I look over and see that Evan is sitting on the couch. He’s not looking at me or at the digital ghost of my old lover. His posture is of a man defeated, and I begin to realize how this must feel for him. What was crazy to begin with just became untenable. I want to go to him, to sit beside him and put my arms around him, but it would feel wrong somehow, like a betrayal. I look back at Aleem and I say his name silently on my lips. I loved his name from the first time I heard it. It was music– lyrical. It means, omniscient, all-knowing.

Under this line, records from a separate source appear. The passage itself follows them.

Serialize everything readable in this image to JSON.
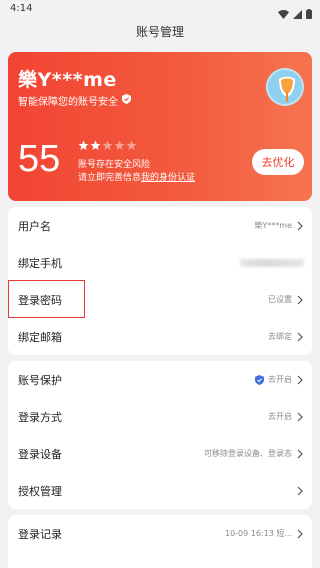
{
  "status_bar": {
    "time": "4:14"
  },
  "header": {
    "title": "账号管理"
  },
  "profile_card": {
    "username": "樂Y***me",
    "subtitle": "智能保障您的账号安全",
    "score": "55",
    "stars_filled": 2,
    "stars_total": 5,
    "risk_text": "账号存在安全风险",
    "prompt_text": "请立即完善信息",
    "identity_link": "我的身份认证",
    "optimize_button": "去优化",
    "colors": {
      "gradient_start": "#f24433",
      "gradient_end": "#f6744f"
    }
  },
  "group1": {
    "username": {
      "label": "用户名",
      "value": "樂Y***me"
    },
    "phone": {
      "label": "绑定手机"
    },
    "password": {
      "label": "登录密码",
      "value": "已设置"
    },
    "email": {
      "label": "绑定邮箱",
      "value": "去绑定"
    }
  },
  "group2": {
    "protection": {
      "label": "账号保护",
      "value": "去开启"
    },
    "login_method": {
      "label": "登录方式",
      "value": "去开启"
    },
    "devices": {
      "label": "登录设备",
      "value": "可移除登录设备、登录态"
    },
    "authorization": {
      "label": "授权管理"
    }
  },
  "group3": {
    "login_record": {
      "label": "登录记录",
      "value": "10-09 16:13 短..."
    },
    "next_label": "…"
  },
  "accent_colors": {
    "red": "#e53935",
    "shield_blue": "#3f6fe0"
  }
}
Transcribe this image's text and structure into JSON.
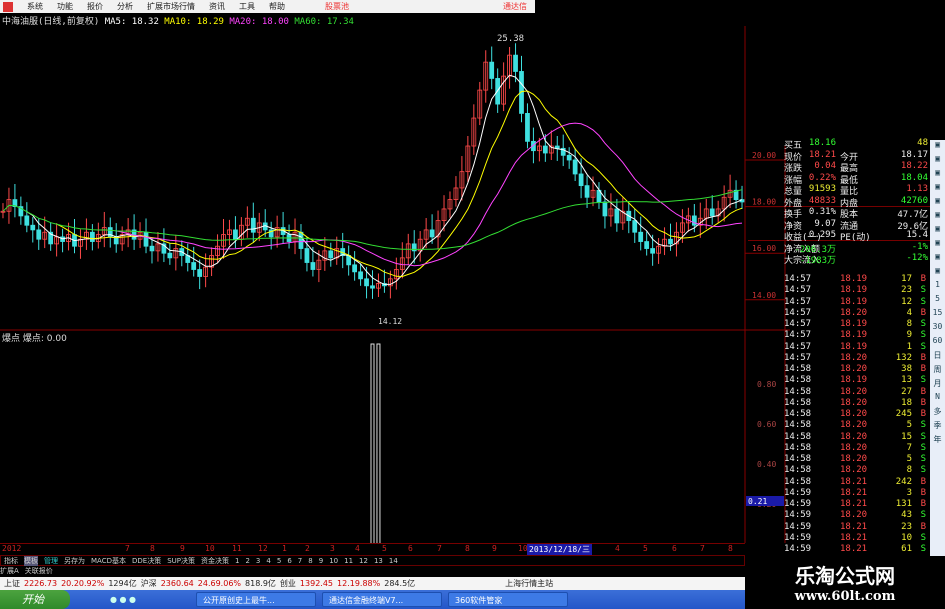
{
  "menu": {
    "items": [
      "系统",
      "功能",
      "报价",
      "分析",
      "扩展市场行情",
      "资讯",
      "工具",
      "帮助"
    ],
    "highlight": "股票池",
    "brand": "通达信"
  },
  "header": {
    "stock": "中海油服(日线,前复权)",
    "ma5": "MA5: 18.32",
    "ma10": "MA10: 18.29",
    "ma20": "MA20: 18.00",
    "ma60": "MA60: 17.34"
  },
  "colors": {
    "up": "#ff4a4a",
    "down": "#3fe0e0",
    "ma5": "#ffffff",
    "ma10": "#ffff00",
    "ma20": "#ff44ff",
    "ma60": "#33dd33",
    "grid": "#880000"
  },
  "chart_data": [
    {
      "type": "candlestick",
      "closes": [
        17.8,
        18.3,
        18.0,
        17.6,
        17.2,
        17.0,
        16.6,
        16.9,
        16.4,
        16.7,
        16.5,
        16.8,
        16.3,
        16.6,
        16.9,
        16.5,
        16.8,
        17.1,
        16.7,
        16.4,
        16.8,
        17.0,
        16.6,
        16.9,
        16.3,
        16.1,
        16.4,
        16.0,
        15.8,
        16.2,
        15.9,
        15.6,
        15.3,
        15.0,
        15.4,
        15.9,
        16.3,
        16.8,
        17.0,
        16.6,
        17.2,
        17.5,
        16.9,
        17.3,
        17.0,
        16.7,
        17.1,
        16.8,
        16.5,
        16.9,
        16.2,
        15.6,
        15.3,
        15.7,
        16.1,
        15.8,
        16.2,
        15.9,
        15.5,
        15.2,
        14.9,
        14.6,
        14.5,
        14.7,
        14.6,
        14.9,
        15.3,
        15.8,
        16.4,
        16.1,
        16.6,
        17.0,
        16.7,
        17.4,
        17.9,
        18.3,
        18.8,
        19.5,
        20.6,
        21.8,
        23.0,
        24.2,
        23.5,
        22.4,
        23.6,
        24.5,
        23.8,
        22.0,
        20.8,
        20.4,
        20.6,
        20.3,
        20.6,
        20.5,
        20.2,
        20.0,
        19.4,
        18.9,
        18.4,
        18.7,
        18.2,
        17.6,
        17.9,
        17.3,
        17.8,
        17.4,
        16.9,
        16.5,
        16.2,
        16.0,
        16.3,
        16.6,
        16.4,
        16.9,
        17.3,
        17.6,
        17.2,
        17.5,
        17.9,
        17.6,
        17.9,
        18.4,
        18.7,
        18.3,
        18.2
      ],
      "high_label": "25.38",
      "low_label": "14.12",
      "y_ticks": [
        "20.00",
        "18.00",
        "16.00",
        "14.00"
      ]
    },
    {
      "type": "bar",
      "title": "爆点 爆点: 0.00",
      "nonzero": [
        [
          62,
          1.0
        ],
        [
          63,
          1.0
        ]
      ],
      "y_ticks": [
        "0.80",
        "0.60",
        "0.40",
        "0.20"
      ],
      "current": "0.21"
    }
  ],
  "date_axis": {
    "labels": [
      "2012",
      "7",
      "8",
      "9",
      "10",
      "11",
      "12",
      "1",
      "2",
      "3",
      "4",
      "5",
      "6",
      "7",
      "8",
      "9",
      "10",
      "11",
      "12",
      "4",
      "5",
      "6",
      "7",
      "8"
    ],
    "cursor": "2013/12/18/三"
  },
  "quote": {
    "rows": [
      [
        {
          "t": "买五",
          "c": "wht"
        },
        {
          "t": "18.16",
          "c": "grn"
        },
        {
          "t": "",
          "c": "wht"
        },
        {
          "t": "48",
          "c": "yel"
        }
      ],
      [
        {
          "t": "现价",
          "c": "wht"
        },
        {
          "t": "18.21",
          "c": "red"
        },
        {
          "t": "今开",
          "c": "wht"
        },
        {
          "t": "18.17",
          "c": "wht"
        }
      ],
      [
        {
          "t": "涨跌",
          "c": "wht"
        },
        {
          "t": "0.04",
          "c": "red"
        },
        {
          "t": "最高",
          "c": "wht"
        },
        {
          "t": "18.22",
          "c": "red"
        }
      ],
      [
        {
          "t": "涨幅",
          "c": "wht"
        },
        {
          "t": "0.22%",
          "c": "red"
        },
        {
          "t": "最低",
          "c": "wht"
        },
        {
          "t": "18.04",
          "c": "grn"
        }
      ],
      [
        {
          "t": "总量",
          "c": "wht"
        },
        {
          "t": "91593",
          "c": "yel"
        },
        {
          "t": "量比",
          "c": "wht"
        },
        {
          "t": "1.13",
          "c": "red"
        }
      ],
      [
        {
          "t": "外盘",
          "c": "wht"
        },
        {
          "t": "48833",
          "c": "red"
        },
        {
          "t": "内盘",
          "c": "wht"
        },
        {
          "t": "42760",
          "c": "grn"
        }
      ],
      [
        {
          "t": "换手",
          "c": "wht"
        },
        {
          "t": "0.31%",
          "c": "wht"
        },
        {
          "t": "股本",
          "c": "wht"
        },
        {
          "t": "47.7亿",
          "c": "wht"
        }
      ],
      [
        {
          "t": "净资",
          "c": "wht"
        },
        {
          "t": "9.07",
          "c": "wht"
        },
        {
          "t": "流通",
          "c": "wht"
        },
        {
          "t": "29.6亿",
          "c": "wht"
        }
      ],
      [
        {
          "t": "收益(一)",
          "c": "wht"
        },
        {
          "t": "0.295",
          "c": "wht"
        },
        {
          "t": "PE(动)",
          "c": "wht"
        },
        {
          "t": "15.4",
          "c": "wht"
        }
      ],
      [
        {
          "t": "净流入额",
          "c": "wht"
        },
        {
          "t": "-206.3万",
          "c": "grn"
        },
        {
          "t": "",
          "c": "wht"
        },
        {
          "t": "-1%",
          "c": "grn"
        }
      ],
      [
        {
          "t": "大宗流入",
          "c": "wht"
        },
        {
          "t": "-1983万",
          "c": "grn"
        },
        {
          "t": "",
          "c": "wht"
        },
        {
          "t": "-12%",
          "c": "grn"
        }
      ]
    ]
  },
  "trades": [
    [
      "14:57",
      "18.19",
      "17",
      "B"
    ],
    [
      "14:57",
      "18.19",
      "23",
      "S"
    ],
    [
      "14:57",
      "18.19",
      "12",
      "S"
    ],
    [
      "14:57",
      "18.20",
      "4",
      "B"
    ],
    [
      "14:57",
      "18.19",
      "8",
      "S"
    ],
    [
      "14:57",
      "18.19",
      "9",
      "S"
    ],
    [
      "14:57",
      "18.19",
      "1",
      "S"
    ],
    [
      "14:57",
      "18.20",
      "132",
      "B"
    ],
    [
      "14:58",
      "18.20",
      "38",
      "B"
    ],
    [
      "14:58",
      "18.19",
      "13",
      "S"
    ],
    [
      "14:58",
      "18.20",
      "27",
      "B"
    ],
    [
      "14:58",
      "18.20",
      "18",
      "B"
    ],
    [
      "14:58",
      "18.20",
      "245",
      "B"
    ],
    [
      "14:58",
      "18.20",
      "5",
      "S"
    ],
    [
      "14:58",
      "18.20",
      "15",
      "S"
    ],
    [
      "14:58",
      "18.20",
      "7",
      "S"
    ],
    [
      "14:58",
      "18.20",
      "5",
      "S"
    ],
    [
      "14:58",
      "18.20",
      "8",
      "S"
    ],
    [
      "14:58",
      "18.21",
      "242",
      "B"
    ],
    [
      "14:59",
      "18.21",
      "3",
      "B"
    ],
    [
      "14:59",
      "18.21",
      "131",
      "B"
    ],
    [
      "14:59",
      "18.20",
      "43",
      "S"
    ],
    [
      "14:59",
      "18.21",
      "23",
      "B"
    ],
    [
      "14:59",
      "18.21",
      "10",
      "S"
    ],
    [
      "14:59",
      "18.21",
      "61",
      "S"
    ]
  ],
  "toolbar": {
    "periods": [
      "1",
      "5",
      "15",
      "30",
      "60",
      "日",
      "周",
      "月",
      "N",
      "多",
      "季",
      "年"
    ]
  },
  "tabs": [
    "指标",
    "模板",
    "管理",
    "另存为",
    "MACD基本",
    "DDE决策",
    "SUP决策",
    "资金决策",
    "1",
    "2",
    "3",
    "4",
    "5",
    "6",
    "7",
    "8",
    "9",
    "10",
    "11",
    "12",
    "13",
    "14"
  ],
  "ext_tabs": [
    "扩展A",
    "关联报价"
  ],
  "status": {
    "items": [
      {
        "t": "上证",
        "c": "#222"
      },
      {
        "t": "2226.73",
        "c": "#c00"
      },
      {
        "t": "20.20.92%",
        "c": "#c00"
      },
      {
        "t": "1294亿",
        "c": "#222"
      },
      {
        "t": "沪深",
        "c": "#222"
      },
      {
        "t": "2360.64",
        "c": "#c00"
      },
      {
        "t": "24.69.06%",
        "c": "#c00"
      },
      {
        "t": "818.9亿",
        "c": "#222"
      },
      {
        "t": "创业",
        "c": "#222"
      },
      {
        "t": "1392.45",
        "c": "#c00"
      },
      {
        "t": "12.19.88%",
        "c": "#c00"
      },
      {
        "t": "284.5亿",
        "c": "#222"
      }
    ],
    "server": "上海行情主站"
  },
  "taskbar": {
    "start": "开始",
    "tasks": [
      "公开原创史上最牛...",
      "通达信金融终端V7...",
      "360软件管家"
    ]
  },
  "watermark": {
    "title": "乐淘公式网",
    "url": "www.60lt.com"
  }
}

I realize now, that Henri always knew but never said anything. They knew I liked my privacy and that secrets were part of my strategy to survive. They knew what I was doing was no longer good science, it was no longer a mission of betterment for the world, it was my own selfish pursuit, but they allowed it. Henri loved me more than the work we devoted our lives to.
“Maggie, I wish we had more time,” Aleem says, the change in tone of his voice, shaking me from my thoughts.
“What do you mean?” I ask.
In that instant, the room display, and all the lights on the entire floor wink out, leaving just the silhouettes of me and Evan in the dark office. The subtle soundtrack that had been playing below my conscious awareness is silenced, leaving a quiet so complete it feels charged with a humming current. The hair on my arms stands up and my mouth goes dry.
“Hi Sis, I’m so glad you could make it.”